Diffusion? Ich bemühe manchmal das Bild eines Bällebades: Die Diffusion ist zeit- und temperaturabhängig. Stellt man sich ein riesiges Bällebad für Kinder mit roten Kugeln vor (der Grundwerkstoff) und kippt vorsichtig grüne Bälle oben drauf (das Lot), wird sich erst einmal nichts tun. Damit die Diffusion funktioniert, braucht es Wärme (die spielenden Kinder), damit sich die roten Bälle bewegen, Platz machen und sich mit den grünen vermischen.

 

Wer sich schon immer gefragt hat, was denn eigentlich der Unterschied zwischen Hart- und Weichlöten ist – es ist ziemlich einfach: 450 °C. Bis 450 °C Liquidustemperatur des verwendeten Lots wird von Weichlöten gesprochen, darüber liegt definitionsgemäß das Hartlöten.

Nimmt man ein typisches Beispiel des Hartlötens im Bereich der Kälte- und Klimatechnik – die Verbindung CrNi-Stahl an Kupfer, wird schnell klar, dass hierbei drei verschiedene Werkstoffe zum Einsatz kommen (Abbildung 1). Das Schweißen dieser Werkstoffkombination ist nicht unmöglich, erfordert jedoch etwas Aufwand. Für das Löten kann ein typisches, hochsilberhaltiges Hartlot verwendet werden.

Abbildung 1 lässt erkennen, dass das Lot einen deutlich tieferen Schmelzpunkt hat als die zu fügenden Werkstoffe. Die Löttemperatur liegt im gewählten Beispiel bei etwa 680 °C, welche abhängig vom verwendeten Lot ist.

Gerne wird gesagt „Löten hält nicht“. Ein Silberhartlot mit etwa 55 % Silberanteil bringt es am Stahl S235JR auf eine Zugfestigkeit  von mindestens 150 MPa. Praktisch bedeutet das, dass auf einer Fläche von 1,0 mm2 (diese Fläche ist wirklich sehr klein) eine Last von 15 kg aufgehängt werden kann. Reicht das nicht, wird in der Regel die Fläche vergrößert. Beim Weichlöten sieht die Sache leider etwas anders aus. Die hier erreichbaren Festigkeiten sind in der Regel geringer, sodass man hierbei immer mit einer Überlappung arbeiten sollte, um die Fläche zu vergrößern.
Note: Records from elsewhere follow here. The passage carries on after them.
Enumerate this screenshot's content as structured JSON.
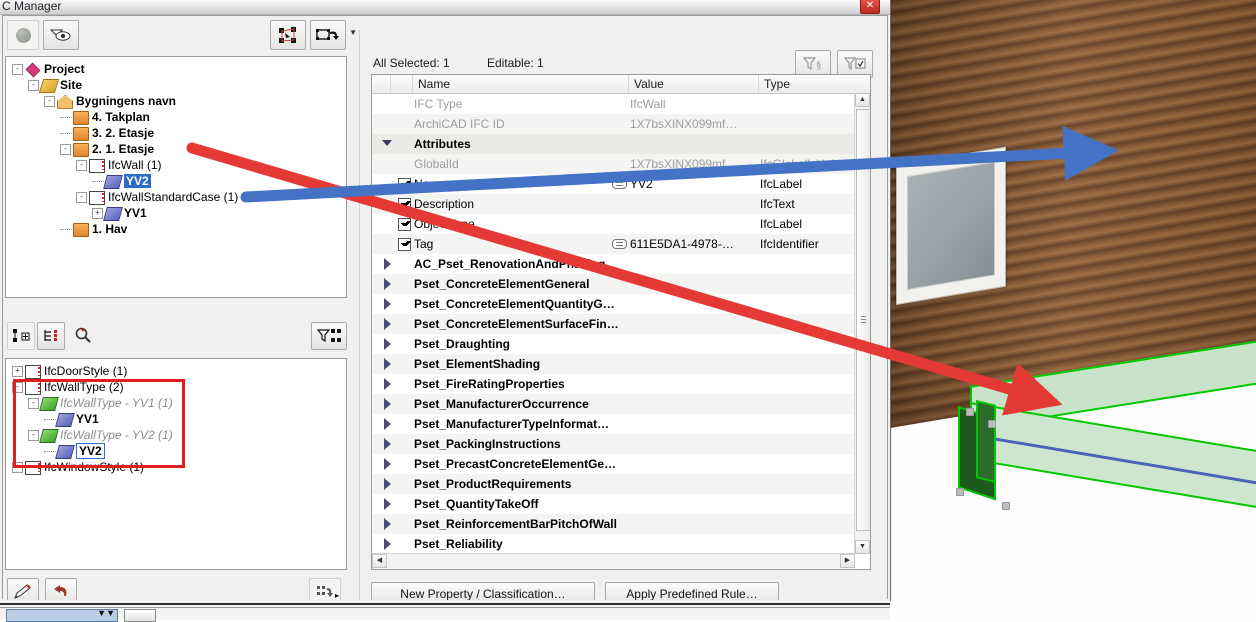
{
  "window": {
    "title": "C Manager",
    "close_label": "✕"
  },
  "viewport": {
    "name": "3d-model-viewport",
    "selected_element_color": "#00c800",
    "wall_material": "wood-cladding",
    "window_count": 1
  },
  "project_tree": {
    "toolbar": {
      "items": [
        {
          "name": "status-indicator",
          "icon": "circle-icon",
          "label": ""
        },
        {
          "name": "show-hide-button",
          "icon": "eye-icon",
          "label": ""
        },
        {
          "name": "select-in-model-button",
          "icon": "select-nodes-icon",
          "label": ""
        },
        {
          "name": "transfer-selection-button",
          "icon": "rect-arrow-icon",
          "label": ""
        }
      ],
      "overflow_label": "▼"
    },
    "rows": [
      {
        "depth": 0,
        "expander": "-",
        "icon": "project-icon",
        "label": "Project",
        "style": "bold"
      },
      {
        "depth": 1,
        "expander": "-",
        "icon": "site-icon",
        "label": "Site",
        "style": "bold"
      },
      {
        "depth": 2,
        "expander": "-",
        "icon": "building-icon",
        "label": "Bygningens navn",
        "style": "bold"
      },
      {
        "depth": 3,
        "expander": "",
        "icon": "story-icon",
        "label": "4. Takplan",
        "style": "bold"
      },
      {
        "depth": 3,
        "expander": "",
        "icon": "story-icon",
        "label": "3. 2. Etasje",
        "style": "bold"
      },
      {
        "depth": 3,
        "expander": "-",
        "icon": "story-icon",
        "label": "2. 1. Etasje",
        "style": "bold"
      },
      {
        "depth": 4,
        "expander": "-",
        "icon": "class-icon",
        "label": "IfcWall (1)",
        "style": "normal"
      },
      {
        "depth": 5,
        "expander": "",
        "icon": "object-blue-icon",
        "label": "YV2",
        "style": "selected"
      },
      {
        "depth": 4,
        "expander": "-",
        "icon": "class-icon",
        "label": "IfcWallStandardCase (1)",
        "style": "normal"
      },
      {
        "depth": 5,
        "expander": "+",
        "icon": "object-blue-icon",
        "label": "YV1",
        "style": "bold"
      },
      {
        "depth": 3,
        "expander": "",
        "icon": "story-icon",
        "label": "1. Hav",
        "style": "bold"
      }
    ]
  },
  "type_tree": {
    "toolbar": {
      "items": [
        {
          "name": "new-type-button",
          "icon": "add-node-icon",
          "label": ""
        },
        {
          "name": "tree-view-button",
          "icon": "tree-list-icon",
          "label": ""
        },
        {
          "name": "search-button",
          "icon": "search-icon",
          "label": ""
        },
        {
          "name": "filter-selection-button",
          "icon": "funnel-nodes-icon",
          "label": ""
        }
      ]
    },
    "rows": [
      {
        "depth": 0,
        "expander": "+",
        "icon": "class-icon",
        "label": "IfcDoorStyle (1)",
        "style": "normal"
      },
      {
        "depth": 0,
        "expander": "-",
        "icon": "class-icon",
        "label": "IfcWallType (2)",
        "style": "normal"
      },
      {
        "depth": 1,
        "expander": "-",
        "icon": "object-green-icon",
        "label": "IfcWallType - YV1 (1)",
        "style": "italic"
      },
      {
        "depth": 2,
        "expander": "",
        "icon": "object-blue-icon",
        "label": "YV1",
        "style": "bold"
      },
      {
        "depth": 1,
        "expander": "-",
        "icon": "object-green-icon",
        "label": "IfcWallType - YV2 (1)",
        "style": "italic"
      },
      {
        "depth": 2,
        "expander": "",
        "icon": "object-blue-icon",
        "label": "YV2",
        "style": "boxed"
      },
      {
        "depth": 0,
        "expander": "+",
        "icon": "class-icon",
        "label": "IfcWindowStyle (1)",
        "style": "normal"
      }
    ],
    "footer": {
      "items": [
        {
          "name": "edit-button",
          "icon": "pencil-icon",
          "label": ""
        },
        {
          "name": "undo-button",
          "icon": "undo-arrow-icon",
          "label": ""
        },
        {
          "name": "options-button",
          "icon": "dots-arrow-icon",
          "label": "▸"
        }
      ]
    }
  },
  "properties": {
    "status_selected": "All Selected: 1",
    "status_editable": "Editable: 1",
    "filter_buttons": [
      {
        "name": "filter-by-paragraph-button",
        "icon": "funnel-paragraph-icon",
        "label": ""
      },
      {
        "name": "filter-by-checked-button",
        "icon": "funnel-check-icon",
        "label": ""
      }
    ],
    "columns": [
      "Name",
      "Value",
      "Type"
    ],
    "rows": [
      {
        "kind": "plain",
        "check": null,
        "name": "IFC Type",
        "value": "IfcWall",
        "type": "",
        "dim": true,
        "link": false
      },
      {
        "kind": "plain",
        "check": null,
        "name": "ArchiCAD IFC ID",
        "value": "1X7bsXINX099mf…",
        "type": "",
        "dim": true,
        "link": false
      },
      {
        "kind": "group",
        "check": null,
        "name": "Attributes",
        "value": "",
        "type": "",
        "dim": false,
        "link": false,
        "expanded": true
      },
      {
        "kind": "plain",
        "check": null,
        "name": "GlobalId",
        "value": "1X7bsXINX099mf…",
        "type": "IfcGloballyUniqueId",
        "dim": true,
        "link": false
      },
      {
        "kind": "checkbox",
        "check": true,
        "name": "Name",
        "value": "YV2",
        "type": "IfcLabel",
        "dim": false,
        "link": true
      },
      {
        "kind": "checkbox",
        "check": true,
        "name": "Description",
        "value": "",
        "type": "IfcText",
        "dim": false,
        "link": false
      },
      {
        "kind": "checkbox",
        "check": true,
        "name": "ObjectType",
        "value": "",
        "type": "IfcLabel",
        "dim": false,
        "link": false
      },
      {
        "kind": "checkbox",
        "check": true,
        "name": "Tag",
        "value": "611E5DA1-4978-…",
        "type": "IfcIdentifier",
        "dim": false,
        "link": true
      },
      {
        "kind": "pset",
        "check": null,
        "name": "AC_Pset_RenovationAndPhasing",
        "value": "",
        "type": "",
        "dim": false,
        "link": false
      },
      {
        "kind": "pset",
        "check": null,
        "name": "Pset_ConcreteElementGeneral",
        "value": "",
        "type": "",
        "dim": false,
        "link": false
      },
      {
        "kind": "pset",
        "check": null,
        "name": "Pset_ConcreteElementQuantityG…",
        "value": "",
        "type": "",
        "dim": false,
        "link": false
      },
      {
        "kind": "pset",
        "check": null,
        "name": "Pset_ConcreteElementSurfaceFin…",
        "value": "",
        "type": "",
        "dim": false,
        "link": false
      },
      {
        "kind": "pset",
        "check": null,
        "name": "Pset_Draughting",
        "value": "",
        "type": "",
        "dim": false,
        "link": false
      },
      {
        "kind": "pset",
        "check": null,
        "name": "Pset_ElementShading",
        "value": "",
        "type": "",
        "dim": false,
        "link": false
      },
      {
        "kind": "pset",
        "check": null,
        "name": "Pset_FireRatingProperties",
        "value": "",
        "type": "",
        "dim": false,
        "link": false
      },
      {
        "kind": "pset",
        "check": null,
        "name": "Pset_ManufacturerOccurrence",
        "value": "",
        "type": "",
        "dim": false,
        "link": false
      },
      {
        "kind": "pset",
        "check": null,
        "name": "Pset_ManufacturerTypeInformat…",
        "value": "",
        "type": "",
        "dim": false,
        "link": false
      },
      {
        "kind": "pset",
        "check": null,
        "name": "Pset_PackingInstructions",
        "value": "",
        "type": "",
        "dim": false,
        "link": false
      },
      {
        "kind": "pset",
        "check": null,
        "name": "Pset_PrecastConcreteElementGe…",
        "value": "",
        "type": "",
        "dim": false,
        "link": false
      },
      {
        "kind": "pset",
        "check": null,
        "name": "Pset_ProductRequirements",
        "value": "",
        "type": "",
        "dim": false,
        "link": false
      },
      {
        "kind": "pset",
        "check": null,
        "name": "Pset_QuantityTakeOff",
        "value": "",
        "type": "",
        "dim": false,
        "link": false
      },
      {
        "kind": "pset",
        "check": null,
        "name": "Pset_ReinforcementBarPitchOfWall",
        "value": "",
        "type": "",
        "dim": false,
        "link": false
      },
      {
        "kind": "pset",
        "check": null,
        "name": "Pset_Reliability",
        "value": "",
        "type": "",
        "dim": false,
        "link": false
      }
    ],
    "buttons": [
      {
        "name": "new-property-classification-button",
        "label": "New Property / Classification…"
      },
      {
        "name": "apply-predefined-rule-button",
        "label": "Apply Predefined Rule…"
      }
    ]
  },
  "annotations": [
    {
      "name": "red-arrow-annotation",
      "color": "#e53935",
      "from": "YV2 in project tree",
      "to": "green highlighted wall in 3D view"
    },
    {
      "name": "blue-arrow-annotation",
      "color": "#4472c4",
      "from": "Name attribute value YV2",
      "to": "wood wall in 3D view"
    },
    {
      "name": "red-highlight-box",
      "color": "#e02020",
      "target": "IfcWallType group in type tree"
    }
  ]
}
Überträgt man das oben Genannte auf die Prozesse MIG-Löten und WIG-Löten, besteht eine besondere Aufgabe darin, das Werkstück nicht anzuschmelzen, sondern nur auf Löttemperatur zu bringen und das Lot derart abzuschmelzen, dass es die Oberfläche benetzt und diffundiert.

 

Für einen besseren Überblick hier eine kleine Auflistung der Vor- und Nachteile des Lötens gegenüber dem Schweißen:

 

Vorteile

  • Verbinden verschiedenartiger Werkstoffe möglich
  • Geringe Wärmeentwicklung
  • Geringer Verzug
  • Herstellen dichter Verbindungen, z. B. im Installationshandwerk und Armaturenbau
  • Werkstoffschonend, da geringeres Wärmeeinbringen als beim Schweißen

Nachteile

  • Korrosionsgefahr durch Potentialunterschied von Lot und Grundwerkstoff
  • Höhere Betriebstemperaturen (bei Weichlötverbindungen >100 °C, bei Hartlötverbindungen >200 °C) können Festigkeitseinbußen und ein Versagen der Verbindung zur Folge haben
  • Bei der Verwendung von Flussmitteln kann es zu Flussmitteleinschlüssen und damit zu Festigkeitsminderungen kommen
  • Bei dünneren Teilen und Löten bei höheren Löttemperaturen (z. B. bei Messingloten mit Arbeitstemperaturen über 800 °C) kann Lötrissigkeit auftreten

 Für weitere Informationen zum Thema Löten klicken Sie hier.

 

Legende:

(*) Liquidustemperatur = Darunter beginnt die Erstarrung (teigig)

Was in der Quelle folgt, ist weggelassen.